Ex-Porsche chiefs acquitted of VW takeover bid manipulation
STUTTGARTMar 19, 2016 - 12:00 am GMT+3
Mar 19, 2016 12:00 am
Two former executives of Germany's Porsche were acquitted Friday, ending a trial in which they were accused of market manipulation ahead of the luxury carmaker's failed bid to take over Volkswagen (VW) in 2008.
Former CEO Wendelin Wiedeking and Porsche's then-Chief Financial Officer Holger Haerter were accused of making misleading statements about their company's intentions before moving to acquire a majority stake in Volkswagen. "The charges of the Stuttgart prosecution service held no water whatsoever," Frank Maurer, the leading judge in the case, said in court on Friday.
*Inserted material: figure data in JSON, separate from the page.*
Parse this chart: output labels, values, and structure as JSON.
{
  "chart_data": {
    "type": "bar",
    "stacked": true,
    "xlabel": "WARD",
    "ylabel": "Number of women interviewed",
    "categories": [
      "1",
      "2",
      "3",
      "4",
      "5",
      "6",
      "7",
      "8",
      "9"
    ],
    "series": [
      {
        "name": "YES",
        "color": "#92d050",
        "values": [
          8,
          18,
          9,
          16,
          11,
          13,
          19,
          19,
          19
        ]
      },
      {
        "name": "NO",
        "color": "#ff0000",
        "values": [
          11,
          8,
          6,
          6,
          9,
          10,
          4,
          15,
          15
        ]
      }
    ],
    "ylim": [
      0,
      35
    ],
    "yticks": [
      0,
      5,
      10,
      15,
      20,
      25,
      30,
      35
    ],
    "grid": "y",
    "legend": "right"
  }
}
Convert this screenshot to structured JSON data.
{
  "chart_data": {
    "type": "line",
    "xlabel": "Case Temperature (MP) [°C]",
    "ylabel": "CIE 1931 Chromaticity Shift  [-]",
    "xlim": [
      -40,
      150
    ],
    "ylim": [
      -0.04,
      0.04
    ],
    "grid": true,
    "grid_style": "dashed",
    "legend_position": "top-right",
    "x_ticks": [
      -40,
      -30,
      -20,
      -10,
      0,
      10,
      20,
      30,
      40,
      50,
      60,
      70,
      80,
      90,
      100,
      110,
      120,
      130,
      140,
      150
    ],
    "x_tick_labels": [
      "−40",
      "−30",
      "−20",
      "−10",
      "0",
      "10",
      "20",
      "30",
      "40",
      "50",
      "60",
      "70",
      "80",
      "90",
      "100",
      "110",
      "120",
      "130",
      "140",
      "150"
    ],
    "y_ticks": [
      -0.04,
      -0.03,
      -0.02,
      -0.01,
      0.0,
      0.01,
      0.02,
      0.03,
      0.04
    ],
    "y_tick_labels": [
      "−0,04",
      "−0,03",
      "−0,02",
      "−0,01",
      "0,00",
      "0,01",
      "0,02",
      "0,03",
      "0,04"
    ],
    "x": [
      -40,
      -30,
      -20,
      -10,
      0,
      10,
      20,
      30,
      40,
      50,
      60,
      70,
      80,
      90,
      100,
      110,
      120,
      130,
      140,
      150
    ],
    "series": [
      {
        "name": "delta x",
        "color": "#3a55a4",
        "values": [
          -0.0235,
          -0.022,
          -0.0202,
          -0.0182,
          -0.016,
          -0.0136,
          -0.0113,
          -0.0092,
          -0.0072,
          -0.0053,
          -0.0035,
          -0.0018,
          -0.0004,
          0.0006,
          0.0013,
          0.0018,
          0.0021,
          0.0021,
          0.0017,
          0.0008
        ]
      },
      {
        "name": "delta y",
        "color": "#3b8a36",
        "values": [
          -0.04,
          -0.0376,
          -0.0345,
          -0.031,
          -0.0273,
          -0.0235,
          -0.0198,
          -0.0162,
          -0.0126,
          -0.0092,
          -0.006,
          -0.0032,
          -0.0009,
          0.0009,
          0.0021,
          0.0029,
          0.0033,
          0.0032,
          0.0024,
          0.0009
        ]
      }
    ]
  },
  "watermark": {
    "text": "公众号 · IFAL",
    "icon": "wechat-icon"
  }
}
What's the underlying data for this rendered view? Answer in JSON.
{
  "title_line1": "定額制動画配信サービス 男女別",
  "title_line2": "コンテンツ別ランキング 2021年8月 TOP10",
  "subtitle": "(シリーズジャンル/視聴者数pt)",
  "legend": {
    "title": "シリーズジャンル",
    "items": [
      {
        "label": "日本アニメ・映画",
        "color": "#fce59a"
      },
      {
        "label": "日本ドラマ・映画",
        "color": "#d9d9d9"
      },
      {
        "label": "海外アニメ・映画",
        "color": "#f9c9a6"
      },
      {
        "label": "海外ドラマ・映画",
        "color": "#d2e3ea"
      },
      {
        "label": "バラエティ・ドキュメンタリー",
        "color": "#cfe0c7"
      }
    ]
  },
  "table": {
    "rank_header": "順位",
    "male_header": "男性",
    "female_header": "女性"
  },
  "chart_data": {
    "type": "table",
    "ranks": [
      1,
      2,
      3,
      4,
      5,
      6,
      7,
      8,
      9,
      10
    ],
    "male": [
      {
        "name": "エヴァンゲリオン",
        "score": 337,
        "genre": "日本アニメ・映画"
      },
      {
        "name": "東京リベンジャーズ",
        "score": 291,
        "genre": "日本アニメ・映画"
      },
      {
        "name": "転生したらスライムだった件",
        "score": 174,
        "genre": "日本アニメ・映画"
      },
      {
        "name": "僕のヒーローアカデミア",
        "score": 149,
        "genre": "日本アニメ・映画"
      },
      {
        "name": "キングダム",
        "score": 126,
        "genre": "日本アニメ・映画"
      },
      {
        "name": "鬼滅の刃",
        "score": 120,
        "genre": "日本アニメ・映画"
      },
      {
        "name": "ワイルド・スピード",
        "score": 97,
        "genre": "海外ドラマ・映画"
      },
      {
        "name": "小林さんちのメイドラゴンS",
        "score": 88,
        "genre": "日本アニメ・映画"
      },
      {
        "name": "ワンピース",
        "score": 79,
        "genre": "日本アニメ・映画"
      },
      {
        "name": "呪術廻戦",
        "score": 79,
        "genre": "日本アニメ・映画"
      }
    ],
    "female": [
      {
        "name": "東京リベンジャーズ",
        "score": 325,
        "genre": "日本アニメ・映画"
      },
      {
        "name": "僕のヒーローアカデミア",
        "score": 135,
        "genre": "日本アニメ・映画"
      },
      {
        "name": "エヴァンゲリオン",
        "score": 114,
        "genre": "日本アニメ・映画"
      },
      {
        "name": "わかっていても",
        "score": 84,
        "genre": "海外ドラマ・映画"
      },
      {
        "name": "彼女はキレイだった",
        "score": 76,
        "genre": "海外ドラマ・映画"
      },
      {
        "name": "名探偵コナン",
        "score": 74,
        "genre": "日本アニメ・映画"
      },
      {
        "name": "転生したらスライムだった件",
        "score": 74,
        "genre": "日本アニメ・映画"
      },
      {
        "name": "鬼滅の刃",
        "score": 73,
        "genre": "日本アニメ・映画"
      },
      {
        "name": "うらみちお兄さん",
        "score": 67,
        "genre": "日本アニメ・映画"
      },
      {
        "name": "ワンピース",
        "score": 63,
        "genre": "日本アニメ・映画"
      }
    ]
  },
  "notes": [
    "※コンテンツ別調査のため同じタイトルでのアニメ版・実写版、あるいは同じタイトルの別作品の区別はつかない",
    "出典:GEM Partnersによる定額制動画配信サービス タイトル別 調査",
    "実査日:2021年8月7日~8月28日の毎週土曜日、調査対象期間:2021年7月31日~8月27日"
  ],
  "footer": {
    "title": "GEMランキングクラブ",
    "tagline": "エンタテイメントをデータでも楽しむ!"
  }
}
Both men had denied the charges throughout the five-month trial. "We are happy that this chapter is finished," Wiedeking said, adding that the charges against him and his former colleague were "grotesque." The prosecution had been seeking jail terms of more than two years for both men.
Porsche announced its intention to take over three-quarters of VW in October 2008. Prosecutors said their statements in relation to the plan were "capable of affecting the domestic stock price of VW AG [Auto Group]." Porsche gave up the idea as its funding dried up amid the financial crisis and later became a subsidiary of the 12-brand Volkswagen Group.
The family-controlled Porsche parent company now owns 51 percent of Volkswagen Group, giving it tenuous control and far less than the outright takeover it had aimed for. The Porsche SE holding company welcomed Friday's ruling in a statement. "We were always of the opinion that the shareholding in Volkswagen AG was acquired in accordance with capital market regulations," said Manfred Doess, an executive board member responsible for legal matters.